Fuentes: Beyond Good and Evil: Nietzsche and the Great War

El artista alemán Otto Dix, soldado de primera línea durante la Primera Guerra Mundial, encontró en las obras de Friedrich Nietzsche una brújula intelectual para asimilar el horror que vivía en las trincheras. Voluntario en 1914 con apenas 23 años, Dix sirvió como artillero en el Somme, donde presenció la batalla más sangrienta de la guerra: el 1 de julio, casi 20.000 soldados británicos cayeron muertos y 40.000 resultaron heridos en un solo día; en septiembre hicieron su aparición los primeros tanques y los bombardeos aéreos; para noviembre, el balance total de bajas se acercaba al millón de víctimas.

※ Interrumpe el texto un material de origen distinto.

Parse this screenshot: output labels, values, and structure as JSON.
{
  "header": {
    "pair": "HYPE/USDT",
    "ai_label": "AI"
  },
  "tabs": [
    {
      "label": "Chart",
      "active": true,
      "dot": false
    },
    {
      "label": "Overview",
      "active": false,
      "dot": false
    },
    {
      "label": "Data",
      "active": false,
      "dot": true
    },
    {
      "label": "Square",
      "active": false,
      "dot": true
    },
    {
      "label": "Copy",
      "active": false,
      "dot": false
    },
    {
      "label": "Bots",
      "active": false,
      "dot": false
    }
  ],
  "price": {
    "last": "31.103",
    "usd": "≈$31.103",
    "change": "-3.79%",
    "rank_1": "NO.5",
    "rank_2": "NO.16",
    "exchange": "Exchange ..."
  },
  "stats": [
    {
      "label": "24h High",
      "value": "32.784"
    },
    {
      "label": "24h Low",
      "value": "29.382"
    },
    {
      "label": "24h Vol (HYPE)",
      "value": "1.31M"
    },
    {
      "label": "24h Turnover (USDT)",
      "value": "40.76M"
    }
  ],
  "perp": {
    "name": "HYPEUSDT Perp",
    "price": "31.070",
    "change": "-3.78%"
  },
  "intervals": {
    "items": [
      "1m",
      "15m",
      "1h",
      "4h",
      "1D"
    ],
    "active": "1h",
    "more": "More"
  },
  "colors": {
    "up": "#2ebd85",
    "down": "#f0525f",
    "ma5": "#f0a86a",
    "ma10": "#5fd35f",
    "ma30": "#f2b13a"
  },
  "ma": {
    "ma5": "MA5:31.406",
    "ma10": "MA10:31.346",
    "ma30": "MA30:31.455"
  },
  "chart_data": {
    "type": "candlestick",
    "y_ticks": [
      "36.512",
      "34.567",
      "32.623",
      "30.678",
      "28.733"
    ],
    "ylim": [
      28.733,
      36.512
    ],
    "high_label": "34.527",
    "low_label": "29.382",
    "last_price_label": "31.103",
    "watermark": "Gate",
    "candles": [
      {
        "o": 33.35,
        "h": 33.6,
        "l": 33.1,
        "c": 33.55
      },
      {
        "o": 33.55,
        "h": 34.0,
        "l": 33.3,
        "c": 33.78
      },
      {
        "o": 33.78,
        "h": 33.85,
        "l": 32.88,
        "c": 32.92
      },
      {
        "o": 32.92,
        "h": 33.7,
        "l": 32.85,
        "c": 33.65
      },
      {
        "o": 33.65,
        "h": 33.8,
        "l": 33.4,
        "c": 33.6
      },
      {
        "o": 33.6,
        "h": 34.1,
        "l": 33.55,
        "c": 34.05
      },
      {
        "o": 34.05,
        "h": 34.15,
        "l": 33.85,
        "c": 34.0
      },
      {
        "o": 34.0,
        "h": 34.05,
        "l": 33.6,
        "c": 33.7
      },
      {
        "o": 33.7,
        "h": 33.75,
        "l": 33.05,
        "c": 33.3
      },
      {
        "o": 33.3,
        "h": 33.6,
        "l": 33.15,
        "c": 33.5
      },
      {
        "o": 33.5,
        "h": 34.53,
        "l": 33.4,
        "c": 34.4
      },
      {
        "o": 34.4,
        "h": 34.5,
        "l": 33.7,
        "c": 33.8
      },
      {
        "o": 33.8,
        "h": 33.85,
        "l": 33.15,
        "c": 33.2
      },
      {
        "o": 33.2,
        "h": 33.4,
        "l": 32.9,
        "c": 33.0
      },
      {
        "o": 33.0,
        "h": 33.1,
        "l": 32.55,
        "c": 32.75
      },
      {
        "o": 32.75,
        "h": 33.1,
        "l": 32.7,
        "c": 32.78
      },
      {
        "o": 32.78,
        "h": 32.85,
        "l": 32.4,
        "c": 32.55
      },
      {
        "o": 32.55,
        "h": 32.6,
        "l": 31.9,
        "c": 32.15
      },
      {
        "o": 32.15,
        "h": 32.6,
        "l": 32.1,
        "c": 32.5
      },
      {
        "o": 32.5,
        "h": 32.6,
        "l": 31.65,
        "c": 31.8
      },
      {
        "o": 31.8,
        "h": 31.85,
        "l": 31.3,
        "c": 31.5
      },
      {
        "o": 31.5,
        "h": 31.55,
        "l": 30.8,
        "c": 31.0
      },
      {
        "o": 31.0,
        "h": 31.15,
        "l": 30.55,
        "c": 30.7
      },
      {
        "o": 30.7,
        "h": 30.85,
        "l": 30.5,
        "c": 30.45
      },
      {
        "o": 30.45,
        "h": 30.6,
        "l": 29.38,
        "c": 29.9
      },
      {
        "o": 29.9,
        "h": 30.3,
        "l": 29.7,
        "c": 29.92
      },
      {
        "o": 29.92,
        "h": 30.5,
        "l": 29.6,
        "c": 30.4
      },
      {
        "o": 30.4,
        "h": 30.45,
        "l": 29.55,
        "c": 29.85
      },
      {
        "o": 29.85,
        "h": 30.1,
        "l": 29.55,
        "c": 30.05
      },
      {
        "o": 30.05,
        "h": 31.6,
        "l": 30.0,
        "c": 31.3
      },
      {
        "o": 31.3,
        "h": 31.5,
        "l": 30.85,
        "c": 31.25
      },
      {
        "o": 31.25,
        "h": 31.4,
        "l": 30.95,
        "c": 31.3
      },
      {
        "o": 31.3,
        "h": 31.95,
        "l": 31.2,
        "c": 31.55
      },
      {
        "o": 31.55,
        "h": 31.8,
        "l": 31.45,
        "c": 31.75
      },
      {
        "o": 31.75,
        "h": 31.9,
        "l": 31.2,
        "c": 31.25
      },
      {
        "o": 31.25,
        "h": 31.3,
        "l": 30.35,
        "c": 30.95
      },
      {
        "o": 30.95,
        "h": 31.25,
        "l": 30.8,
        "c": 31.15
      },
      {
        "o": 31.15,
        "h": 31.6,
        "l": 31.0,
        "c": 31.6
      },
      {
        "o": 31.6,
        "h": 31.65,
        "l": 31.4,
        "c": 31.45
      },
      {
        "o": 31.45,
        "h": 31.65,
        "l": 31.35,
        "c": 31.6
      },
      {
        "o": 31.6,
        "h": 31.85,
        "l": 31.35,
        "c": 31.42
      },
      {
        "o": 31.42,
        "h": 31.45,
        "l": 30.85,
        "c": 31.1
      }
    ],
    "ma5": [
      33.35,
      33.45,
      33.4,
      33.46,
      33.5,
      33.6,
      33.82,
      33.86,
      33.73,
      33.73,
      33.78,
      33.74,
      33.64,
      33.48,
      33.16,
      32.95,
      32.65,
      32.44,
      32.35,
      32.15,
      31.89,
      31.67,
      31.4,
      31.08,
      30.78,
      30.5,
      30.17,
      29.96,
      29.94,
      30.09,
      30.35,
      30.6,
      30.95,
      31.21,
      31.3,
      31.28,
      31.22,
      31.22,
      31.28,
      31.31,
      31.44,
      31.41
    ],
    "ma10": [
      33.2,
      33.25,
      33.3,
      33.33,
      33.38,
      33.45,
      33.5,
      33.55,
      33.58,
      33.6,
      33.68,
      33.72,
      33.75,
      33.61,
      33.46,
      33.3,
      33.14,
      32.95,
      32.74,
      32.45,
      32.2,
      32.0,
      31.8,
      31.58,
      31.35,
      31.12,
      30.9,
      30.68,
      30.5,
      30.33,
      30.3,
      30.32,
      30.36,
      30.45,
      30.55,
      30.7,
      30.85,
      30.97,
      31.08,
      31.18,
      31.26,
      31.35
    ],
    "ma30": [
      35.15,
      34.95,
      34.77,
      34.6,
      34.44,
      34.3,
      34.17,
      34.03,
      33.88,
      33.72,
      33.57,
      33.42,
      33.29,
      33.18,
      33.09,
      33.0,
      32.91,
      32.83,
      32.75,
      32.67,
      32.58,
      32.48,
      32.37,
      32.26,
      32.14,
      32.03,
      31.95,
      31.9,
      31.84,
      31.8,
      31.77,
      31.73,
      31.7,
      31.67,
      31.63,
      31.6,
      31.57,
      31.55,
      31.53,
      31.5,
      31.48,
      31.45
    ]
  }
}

En aquel paisaje devastado, Dix llevaba consigo dos libros: una Biblia y un volumen de Nietzsche. Mientras la propaganda de ambos bandos recurría a imágenes religiosas para movilizar a la población —la figura inclinada de la Virgen de Albert, los pastorés alemanes que comparaban el bloqueo naval con los clavos de la crucifixión—, el pintor adoptaba una lectura muy distinta del sufrimiento de Cristo. Influido por la idea del Übermensch, rechazaba cualquier sentido redentor del sacrificio y buscaba en la experiencia extrema de la guerra la revelación de una humanidad "demonicament transformada".

El artículo reconstruye cómo el nihilismo nietzscheano convivió con la retórica cristiana de ambos contendientes y cómo Dix convirtió esa contradicción en el motor de su arte, forjando una visión en la que la crueldad de la guerra y la muerte de Dios anunciada por Nietzsche en 1882 parecían confirmarse mutuamente en el barro del Somme.